From Ariel Sharon's funeral, to the African migrant strike coming to an end, Haaretz brings you the top 8 headlines you might have missed.

Israeli and world leaders pay final respects to Former Prime Minister Ariel Sharon at an official ceremony at the Knesset. The funeral then took place at the Sycamore Ranch, Sharon's farm in the Negev, where he was buried.

Two rockets were fired at Israel from the Gaza strip just hours before Former Prime Minister Ariel Sharon's funeral. The Israel Defense Forces say the rockets did not land in Israel.

The Israel Nature and Parks Authority didn't uphold its commitments to the High Court of Justice regarding the way it supervises a right-wing NGO's management of the City of David National Park, an internal report has revealed.
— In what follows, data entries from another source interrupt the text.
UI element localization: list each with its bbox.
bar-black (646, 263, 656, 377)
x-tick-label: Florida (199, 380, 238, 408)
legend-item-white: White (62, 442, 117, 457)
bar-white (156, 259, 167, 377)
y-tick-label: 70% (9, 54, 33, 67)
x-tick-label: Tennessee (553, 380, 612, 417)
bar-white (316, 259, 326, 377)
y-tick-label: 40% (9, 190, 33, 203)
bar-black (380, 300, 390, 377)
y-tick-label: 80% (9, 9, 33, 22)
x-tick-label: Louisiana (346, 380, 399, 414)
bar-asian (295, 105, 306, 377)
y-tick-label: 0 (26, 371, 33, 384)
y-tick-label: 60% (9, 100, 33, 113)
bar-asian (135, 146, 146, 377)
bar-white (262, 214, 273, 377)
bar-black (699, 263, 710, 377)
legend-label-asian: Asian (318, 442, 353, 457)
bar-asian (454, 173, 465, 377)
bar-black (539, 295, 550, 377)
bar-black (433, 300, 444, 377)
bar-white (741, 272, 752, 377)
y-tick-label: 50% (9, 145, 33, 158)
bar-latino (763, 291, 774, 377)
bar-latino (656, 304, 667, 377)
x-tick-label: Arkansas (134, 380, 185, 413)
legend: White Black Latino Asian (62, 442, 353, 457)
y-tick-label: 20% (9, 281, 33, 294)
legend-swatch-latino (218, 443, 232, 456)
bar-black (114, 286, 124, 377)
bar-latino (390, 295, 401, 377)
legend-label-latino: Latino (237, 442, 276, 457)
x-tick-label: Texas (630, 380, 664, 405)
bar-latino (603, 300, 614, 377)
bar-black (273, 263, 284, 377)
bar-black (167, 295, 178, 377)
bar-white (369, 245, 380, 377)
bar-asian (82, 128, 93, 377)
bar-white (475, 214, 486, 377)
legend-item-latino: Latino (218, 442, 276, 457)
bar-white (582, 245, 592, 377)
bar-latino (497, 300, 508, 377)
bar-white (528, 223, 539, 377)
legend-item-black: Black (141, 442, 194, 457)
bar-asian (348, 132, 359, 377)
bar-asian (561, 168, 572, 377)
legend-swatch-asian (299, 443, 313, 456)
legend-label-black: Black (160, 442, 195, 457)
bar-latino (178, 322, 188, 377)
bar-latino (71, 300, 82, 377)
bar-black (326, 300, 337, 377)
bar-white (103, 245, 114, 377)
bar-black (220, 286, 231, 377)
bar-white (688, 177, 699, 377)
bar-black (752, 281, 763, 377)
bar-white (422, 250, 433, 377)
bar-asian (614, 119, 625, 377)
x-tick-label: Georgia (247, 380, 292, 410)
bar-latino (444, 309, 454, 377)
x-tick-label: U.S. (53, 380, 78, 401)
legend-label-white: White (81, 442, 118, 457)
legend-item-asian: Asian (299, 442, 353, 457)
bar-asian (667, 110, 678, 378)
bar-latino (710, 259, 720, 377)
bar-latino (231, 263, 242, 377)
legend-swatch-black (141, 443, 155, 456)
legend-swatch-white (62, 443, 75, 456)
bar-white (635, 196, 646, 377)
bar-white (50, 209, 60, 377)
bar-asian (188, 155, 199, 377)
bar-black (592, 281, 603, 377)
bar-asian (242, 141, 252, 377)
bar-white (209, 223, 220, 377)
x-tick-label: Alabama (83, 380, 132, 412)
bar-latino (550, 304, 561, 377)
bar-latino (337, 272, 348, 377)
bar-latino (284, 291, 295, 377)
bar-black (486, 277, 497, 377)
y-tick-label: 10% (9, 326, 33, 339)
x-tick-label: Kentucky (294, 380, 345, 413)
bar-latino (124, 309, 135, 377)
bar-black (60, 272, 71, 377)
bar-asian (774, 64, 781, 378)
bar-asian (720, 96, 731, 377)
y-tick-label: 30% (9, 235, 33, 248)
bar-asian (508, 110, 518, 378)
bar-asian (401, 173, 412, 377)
A series of cables from the U.S. Embassy in Tel Aviv to the State Department that were leaked to WikiLeaks show that Former Prime Minister Ariel Sharon was planning diplomatic moves beyond Gaza, eyeing negotiated withdrawals from the West Bank.
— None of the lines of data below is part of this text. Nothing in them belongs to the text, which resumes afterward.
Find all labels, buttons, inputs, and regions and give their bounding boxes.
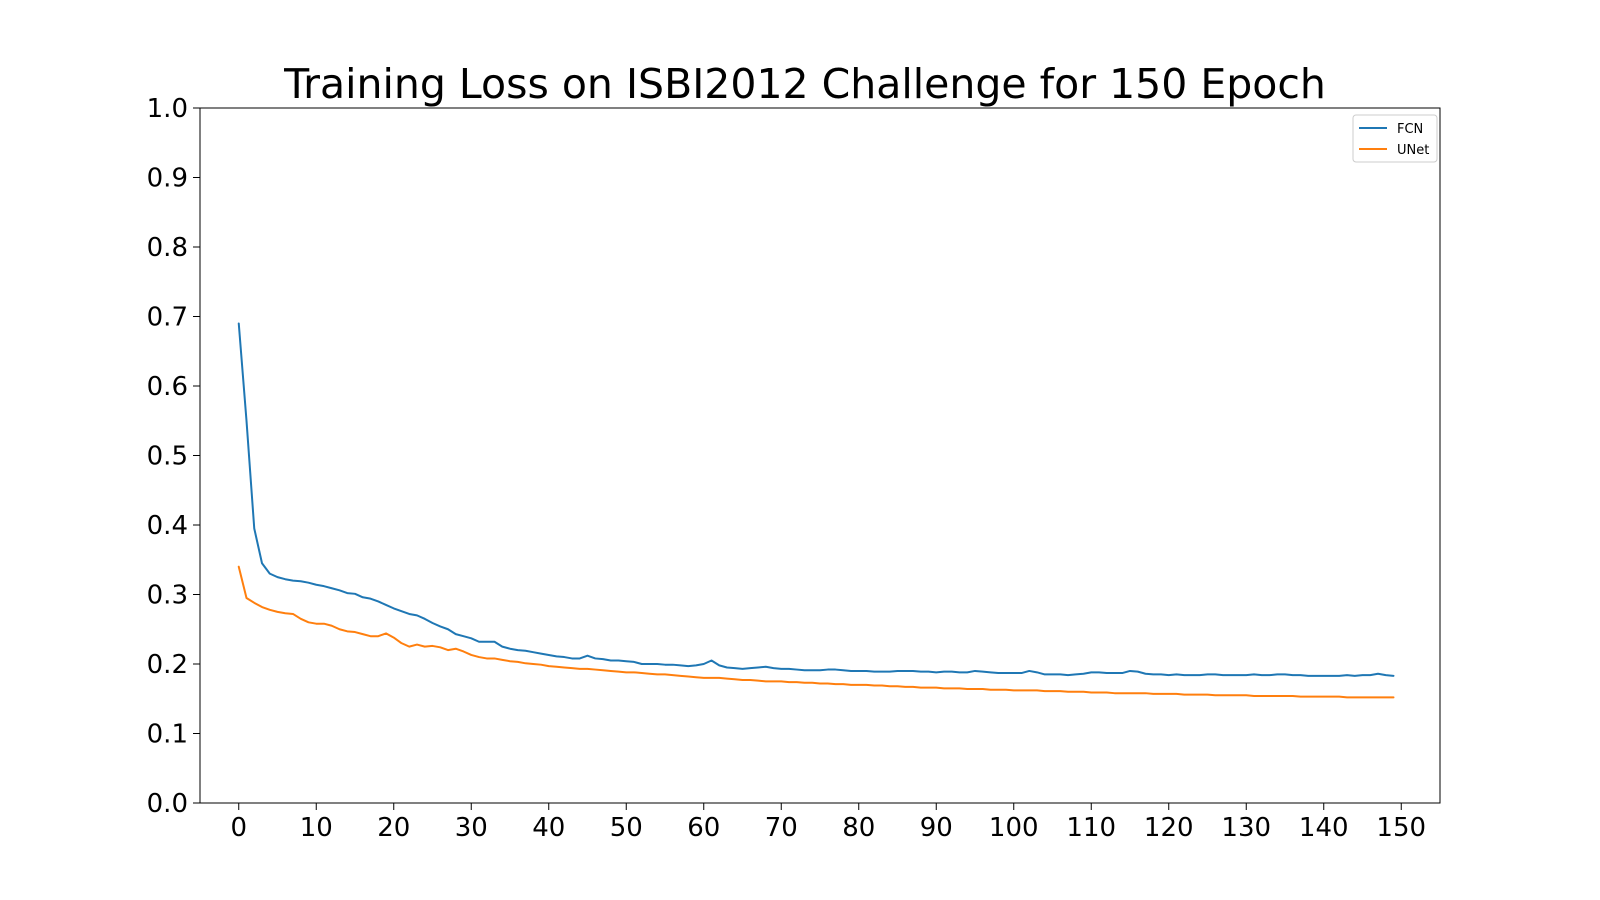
x-tick-label: 50 — [610, 813, 643, 843]
legend-box — [1352, 114, 1438, 163]
legend: FCN UNet — [1352, 114, 1438, 163]
x-tick-label: 20 — [377, 813, 410, 843]
x-tick-label: 140 — [1299, 813, 1349, 843]
x-tick-label: 80 — [842, 813, 875, 843]
y-tick-label: 0.6 — [147, 372, 188, 402]
x-tick-label: 120 — [1144, 813, 1194, 843]
series-line-unet — [237, 565, 1395, 699]
x-tick-label: 100 — [989, 813, 1039, 843]
y-tick-label: 0.1 — [147, 720, 188, 750]
y-tick-label: 0.7 — [147, 303, 188, 333]
series-line-fcn — [237, 322, 1395, 677]
y-tick-label: 0.9 — [147, 164, 188, 194]
y-tick-label: 0.2 — [147, 650, 188, 680]
x-tick-label: 10 — [300, 813, 333, 843]
legend-label-unet: UNet — [1397, 143, 1429, 158]
plot-area-frame — [199, 107, 1441, 804]
x-tick-label: 0 — [230, 813, 247, 843]
y-tick-label: 0.8 — [147, 233, 188, 263]
x-tick-label: 30 — [455, 813, 488, 843]
chart-title: Training Loss on ISBI2012 Challenge for … — [283, 60, 1326, 108]
y-tick-label: 0.5 — [147, 442, 188, 472]
x-tick-label: 150 — [1376, 813, 1426, 843]
x-tick-label: 40 — [532, 813, 565, 843]
y-tick-label: 0.3 — [147, 581, 188, 611]
x-axis: 0 10 20 30 40 50 60 70 80 90 100 110 120 130 140 150 — [230, 803, 1426, 843]
x-tick-label: 130 — [1221, 813, 1271, 843]
x-tick-label: 60 — [687, 813, 720, 843]
x-tick-label: 70 — [765, 813, 798, 843]
x-tick-label: 90 — [920, 813, 953, 843]
legend-label-fcn: FCN — [1397, 122, 1423, 137]
y-tick-label: 0.4 — [147, 511, 188, 541]
series-layer — [237, 322, 1395, 699]
y-tick-label: 1.0 — [147, 94, 188, 124]
y-axis: 0.0 0.1 0.2 0.3 0.4 0.5 0.6 0.7 0.8 0.9 1.0 — [147, 94, 200, 819]
x-tick-label: 110 — [1066, 813, 1116, 843]
y-tick-label: 0.0 — [147, 789, 188, 819]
Leaders of the African migrant protest announced that the strike would end Monday, citing the threat to workers' livelihoods and their ability to support their families, but the protest is expected to resume Wednesday. 

Israel approved a plan to develop hundreds of new agricultural plots in the Golan Heights over the next five years, giving new agricultural plots to 750 families. 375 million shekels will be earmarked for preparing the land, improving water infrastructure and clearing mines, making some 30,000 dunams of land fit for farming.

Israel will closely observe a new panel on disputed Nazi art, which will hear a claim from three Jewish families, to ensure that Germany keeps to its pledge to be transparent in the restitution of the art.

A one-and-a-half-year-old Eritrean baby who was stabbed in the head by a 50-year-old man at the Tel Aviv central bus station suffers brain damage. Police say the suspect was not "racially motivated."

Israeli researchers discover that poor people may suffer more from heart attacks than their wealthier counterparts.